The United States stands to see impressive progress on a longstanding foreign-policy wish this month.
No, not curbing Iran’s nuclear program—though negotiations on a deal with Tehran remain on the front burner as a June 30 deadline approaches. But the American-helmed effort to reach a deal with Iran has so rattled the Middle East that it has had the effect of hastening rapprochement between Israel and Arab nations.
Israel and Saudi Arabia don’t have diplomatic relations and never have, but on Thursday, the two countries revealed at an event at the Council on Foreign Relations in Washington that they’ve been covertly conducting diplomacy to discuss Iran over a series of five meetings since 2014. The reveal came from Anwar Eshki, a former Saudi general and ambassador to the U.S., and Dore Gold, a former Israeli ambassador to the UN. While both of them are currently think-tankers, Gold is set to become director-general of Israel’s Ministry of Foreign Affairs this weekend, the top position below the foreign minister. Since Prime Minister Benjamin Netanyahu holds that portfolio, Gold will effectively be running the office.
Both countries have been rattled by worries that a deal negotiated by the U.S., Iran, and several other countries to curb Iran’s nuclear program could give Iran too much leeway and pave the way for it to get nuclear weapons. They’re also worried about Iran’s growing strength as a regional power. In addition to backing Hezbollah, a constant antagonist of Israel, for years, Tehran has become involved on Saudi Arabia’s southern border in Yemen in recent months with its backing of the Houthi rebels who ousted Yemen’s president in January. Given Saudi military action against the Houthis, Yemen’s civil war has elements of a proxy war between Saudi Arabia and Iran.
"Our standing today on this stage does not mean we have resolved all the differences that our countries have shared over the years," Dore said, according to Bloomberg View’s Eli Lake. "But our hope is we will be able to address them fully in the years ahead."
Eshki’s prepared remarks offered a potted history of the Middle East, laying out what he viewed as Iran’s imperial plan. And he offered a seven-point plan for peace in the region, kicking off with peace between Israel and Arab nations and, next, regime-change in Iran. (The plan also includes the creation of a new state of Greater Kurdistan including parts of Iran, Iraq, and Turkey.)
Eshki and Gold also shook hands on stage.
The CFR event isn’t the only sign of some friendliness between Israel and Saudi Arabia. There have been reports about secret collaboration for years, often denied by both governments. A 2009 report said that Saudi Arabia had offered to let Israel fly over Saudi territory to attack Iran, a report Israel knocked down. Another report claimed that Israel had offered its “Iron Dome” missile-defense technology to Saudi Arabia for use in Yemen in the proxy battle. A survey released Thursday found that Saudi citizens are far more concerned about Iran than the Zionist state. “The poll found that 53 percent of Saudis named Iran as their main adversary, while 22 percent said it is the Islamic State group and only 18 percent said Israel,” the AP noted.

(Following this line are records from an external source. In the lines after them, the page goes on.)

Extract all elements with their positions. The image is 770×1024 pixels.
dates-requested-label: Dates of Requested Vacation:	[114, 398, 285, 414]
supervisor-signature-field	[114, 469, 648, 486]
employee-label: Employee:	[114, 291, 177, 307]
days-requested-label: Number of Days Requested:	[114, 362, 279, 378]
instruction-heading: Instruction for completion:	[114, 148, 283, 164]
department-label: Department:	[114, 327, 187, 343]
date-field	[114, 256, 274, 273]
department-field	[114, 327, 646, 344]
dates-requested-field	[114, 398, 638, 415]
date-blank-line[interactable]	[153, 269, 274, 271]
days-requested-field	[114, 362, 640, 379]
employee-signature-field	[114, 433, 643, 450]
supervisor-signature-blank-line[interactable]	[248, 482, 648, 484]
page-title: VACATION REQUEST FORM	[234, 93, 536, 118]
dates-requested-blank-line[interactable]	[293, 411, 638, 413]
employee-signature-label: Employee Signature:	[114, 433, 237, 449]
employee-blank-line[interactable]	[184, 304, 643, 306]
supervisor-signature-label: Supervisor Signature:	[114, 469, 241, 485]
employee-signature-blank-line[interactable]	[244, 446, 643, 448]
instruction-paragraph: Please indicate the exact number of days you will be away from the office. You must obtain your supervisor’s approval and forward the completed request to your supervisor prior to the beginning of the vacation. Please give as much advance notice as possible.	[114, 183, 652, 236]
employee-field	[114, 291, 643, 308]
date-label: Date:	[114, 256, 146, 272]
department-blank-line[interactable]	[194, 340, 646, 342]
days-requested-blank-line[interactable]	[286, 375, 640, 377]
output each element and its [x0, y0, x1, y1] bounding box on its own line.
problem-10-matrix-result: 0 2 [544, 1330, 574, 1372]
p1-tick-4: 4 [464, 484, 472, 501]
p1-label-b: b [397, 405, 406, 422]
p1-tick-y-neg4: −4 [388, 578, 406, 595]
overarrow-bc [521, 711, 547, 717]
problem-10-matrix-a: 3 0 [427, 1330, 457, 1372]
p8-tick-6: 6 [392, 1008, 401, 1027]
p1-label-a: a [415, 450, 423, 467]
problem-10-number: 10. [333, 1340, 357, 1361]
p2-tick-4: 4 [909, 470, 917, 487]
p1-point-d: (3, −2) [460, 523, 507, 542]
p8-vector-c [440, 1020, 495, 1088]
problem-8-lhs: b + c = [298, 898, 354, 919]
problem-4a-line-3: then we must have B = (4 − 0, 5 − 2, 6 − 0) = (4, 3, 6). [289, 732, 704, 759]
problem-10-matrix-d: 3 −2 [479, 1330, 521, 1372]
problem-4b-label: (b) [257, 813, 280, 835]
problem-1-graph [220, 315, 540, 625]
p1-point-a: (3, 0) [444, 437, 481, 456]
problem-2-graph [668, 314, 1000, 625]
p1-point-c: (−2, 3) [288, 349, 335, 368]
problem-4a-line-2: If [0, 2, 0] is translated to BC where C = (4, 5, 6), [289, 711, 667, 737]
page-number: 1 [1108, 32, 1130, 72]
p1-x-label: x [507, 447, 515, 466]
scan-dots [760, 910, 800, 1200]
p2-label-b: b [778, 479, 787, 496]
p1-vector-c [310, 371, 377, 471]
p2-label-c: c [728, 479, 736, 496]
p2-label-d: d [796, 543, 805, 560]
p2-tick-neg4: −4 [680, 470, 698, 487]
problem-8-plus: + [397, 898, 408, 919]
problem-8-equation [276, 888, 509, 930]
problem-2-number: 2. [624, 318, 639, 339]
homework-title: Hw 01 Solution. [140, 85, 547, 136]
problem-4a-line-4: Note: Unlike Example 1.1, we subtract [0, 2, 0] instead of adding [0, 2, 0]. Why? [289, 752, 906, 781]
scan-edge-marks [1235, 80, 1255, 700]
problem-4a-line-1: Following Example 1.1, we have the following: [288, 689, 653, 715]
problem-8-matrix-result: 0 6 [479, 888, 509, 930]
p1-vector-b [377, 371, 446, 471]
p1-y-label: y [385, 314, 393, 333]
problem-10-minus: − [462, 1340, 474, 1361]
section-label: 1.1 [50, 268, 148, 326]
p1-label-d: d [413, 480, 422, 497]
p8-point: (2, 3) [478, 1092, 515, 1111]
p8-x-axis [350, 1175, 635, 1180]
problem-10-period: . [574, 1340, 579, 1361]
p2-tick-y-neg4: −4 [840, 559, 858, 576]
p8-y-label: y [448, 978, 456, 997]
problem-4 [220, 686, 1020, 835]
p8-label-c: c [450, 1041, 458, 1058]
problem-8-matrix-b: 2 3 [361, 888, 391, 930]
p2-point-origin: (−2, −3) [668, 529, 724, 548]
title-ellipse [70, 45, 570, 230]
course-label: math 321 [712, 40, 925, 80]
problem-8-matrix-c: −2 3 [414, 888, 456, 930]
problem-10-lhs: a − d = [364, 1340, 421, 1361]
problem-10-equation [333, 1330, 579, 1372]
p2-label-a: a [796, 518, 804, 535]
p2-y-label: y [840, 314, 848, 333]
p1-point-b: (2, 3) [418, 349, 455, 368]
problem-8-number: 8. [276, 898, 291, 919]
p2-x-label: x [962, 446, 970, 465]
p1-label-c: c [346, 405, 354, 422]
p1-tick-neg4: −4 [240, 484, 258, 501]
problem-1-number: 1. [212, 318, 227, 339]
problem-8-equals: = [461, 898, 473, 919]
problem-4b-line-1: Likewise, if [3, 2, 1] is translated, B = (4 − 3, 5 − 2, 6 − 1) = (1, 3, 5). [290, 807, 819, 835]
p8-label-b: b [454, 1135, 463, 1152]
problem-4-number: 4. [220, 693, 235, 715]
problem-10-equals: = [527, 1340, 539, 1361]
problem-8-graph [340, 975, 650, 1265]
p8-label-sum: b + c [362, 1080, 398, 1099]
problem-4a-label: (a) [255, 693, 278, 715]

None of this should be taken to understate the enduring enmity between Israel and Saudi Arabia—despite U.S. attempts over the years to bring about better relations between its two most important regional allies. Not only have the countries never had diplomatic relations, but there’s been enduring tension between them for decades. The Saudis and Egyptians long jostled for primacy in the Arab world, and Riyadh resoundingly rejected the Camp David Accords establishing peace and diplomatic relations between Israel and Egypt. Saudi Arabia remains party to an Arab League boycott of Israeli goods.
But Saudi Arabia is wary of Hamas, and it remained notably quiet during Israel’s bombing campaign against the Hamas-controlled Gaza Strip last year. The Saudis have tried to make their Arab Peace Initiative the centerpiece of regional deal, which Netanyahu has declined to do.
It’s a little ironic that Iranian progress toward a bomb has driven Saudi Arabia toward Israel. While Saudi Arabia does not have a nuclear-weapons program, it has flirted with the idea repeatedly over the years, citing Israel’s widely known but never publicly acknowledged nukes. In a recent interview with my colleague Jeffrey Goldberg, President Obama projected confidence that Saudi Arabia wouldn’t seek its own bomb. “They understand that ultimately their own security and defense is much better served by working with us,” he said.
But if this rapprochement is real—and Elliott Abrams, who chaired the CFR session, offers some reasons to be optimistic but tempered—it may be that the Saudis would rather cast their lot with Israel than with a U.S. government they think is giving too much away to Iran. And that points to the remaining barriers the U.S. has in selling the nuclear deal to its allies. Washington may finally be seeing an opening in Israeli-Saudi relations, but it just goes to show that you should be careful what you wish for—or at least be careful about how you get it.